Moreover, whilst the Facebook scandal has substantiated the claim that data mining could compromise our privacy, a strict new extensive rule book for data collection and mining called the General Data Protection Regulation(GDPR) has already emerged in the European Union since the Cambridge Analytica controversy – highlighting that governments are learning from past failures to ensure that companies safeguard our privy information, further incentivising this obedience through the threat of a $16 million dollar fine for any infringements(Curtis, 2018). In addition to requiring active consent from users, and providing them with the ability to view their personal 'data dossiers' companies have compiled, data scientist will carefully monitor each company to ensure they abide by the rules and provide unambiguous explanations regarding their purpose of use and method of data collection – instead of the lengthy terms and conditions jargon we have become accustomed to blindly accepting – to maintain transparency and ultimately establish trust with the user that their data will not be recklessly shared.

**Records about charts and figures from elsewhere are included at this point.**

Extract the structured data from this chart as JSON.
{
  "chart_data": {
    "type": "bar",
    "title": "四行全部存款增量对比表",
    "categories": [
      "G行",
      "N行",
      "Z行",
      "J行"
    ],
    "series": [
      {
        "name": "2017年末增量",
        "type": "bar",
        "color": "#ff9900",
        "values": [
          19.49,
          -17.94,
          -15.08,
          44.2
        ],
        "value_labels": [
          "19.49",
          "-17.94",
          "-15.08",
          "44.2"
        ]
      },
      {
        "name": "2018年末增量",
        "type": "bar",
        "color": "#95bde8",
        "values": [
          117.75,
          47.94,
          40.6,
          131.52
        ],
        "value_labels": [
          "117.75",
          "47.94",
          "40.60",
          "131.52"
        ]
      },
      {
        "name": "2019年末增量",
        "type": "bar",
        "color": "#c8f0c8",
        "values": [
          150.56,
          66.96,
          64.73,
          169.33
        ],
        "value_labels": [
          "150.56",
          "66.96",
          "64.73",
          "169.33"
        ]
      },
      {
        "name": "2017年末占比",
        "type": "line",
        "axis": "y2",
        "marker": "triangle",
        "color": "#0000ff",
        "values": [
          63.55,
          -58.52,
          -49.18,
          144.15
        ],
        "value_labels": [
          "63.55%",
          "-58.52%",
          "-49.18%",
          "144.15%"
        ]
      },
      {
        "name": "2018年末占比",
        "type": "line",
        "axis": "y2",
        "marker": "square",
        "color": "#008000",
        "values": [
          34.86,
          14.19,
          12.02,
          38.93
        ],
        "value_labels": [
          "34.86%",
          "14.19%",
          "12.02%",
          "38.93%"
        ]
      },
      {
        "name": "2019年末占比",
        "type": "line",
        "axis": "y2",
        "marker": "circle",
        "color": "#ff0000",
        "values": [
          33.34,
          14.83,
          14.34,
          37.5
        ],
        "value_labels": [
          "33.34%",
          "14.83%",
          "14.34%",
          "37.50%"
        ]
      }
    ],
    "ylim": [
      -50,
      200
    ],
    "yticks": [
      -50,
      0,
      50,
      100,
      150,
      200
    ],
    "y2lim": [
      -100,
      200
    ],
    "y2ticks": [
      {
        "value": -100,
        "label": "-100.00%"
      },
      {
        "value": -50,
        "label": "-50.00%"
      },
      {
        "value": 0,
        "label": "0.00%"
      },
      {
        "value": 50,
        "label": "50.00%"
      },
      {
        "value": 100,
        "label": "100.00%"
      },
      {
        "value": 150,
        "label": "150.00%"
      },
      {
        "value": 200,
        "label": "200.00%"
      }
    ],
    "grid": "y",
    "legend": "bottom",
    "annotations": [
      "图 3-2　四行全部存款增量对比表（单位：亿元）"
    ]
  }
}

Additionally, the recent colossal $120 billion (Shaw, 2018) dollar plunge of Facebook's company value, in just 1 day, has been a sobering experience for companies world-wide of the possible ramifications of their negligence in protecting privacy, and are now not only counting their blessings that such a scandal did not occur to them, but are more motivated than ever before to protect privy user information. Although this doesn't fully eradicate the possibility of privacy breaches, it establishes solid foundations which can be slowly built upon to further mitigate the risks of data mining.
All in all, data mining has major benefits in retail, healthcare, security and our experiences online. However, for those cynical naysayers still hell-bent on wielding the possibility of privacy breaches as the sole reason for rebuffing this revolutionary process; I would like to leave you with the wise words of a Harvard Alumni Atul Butte: "Hiding within those mounds of data is knowledge that could change the life of a patient, or change the world." (Diraj, 2014).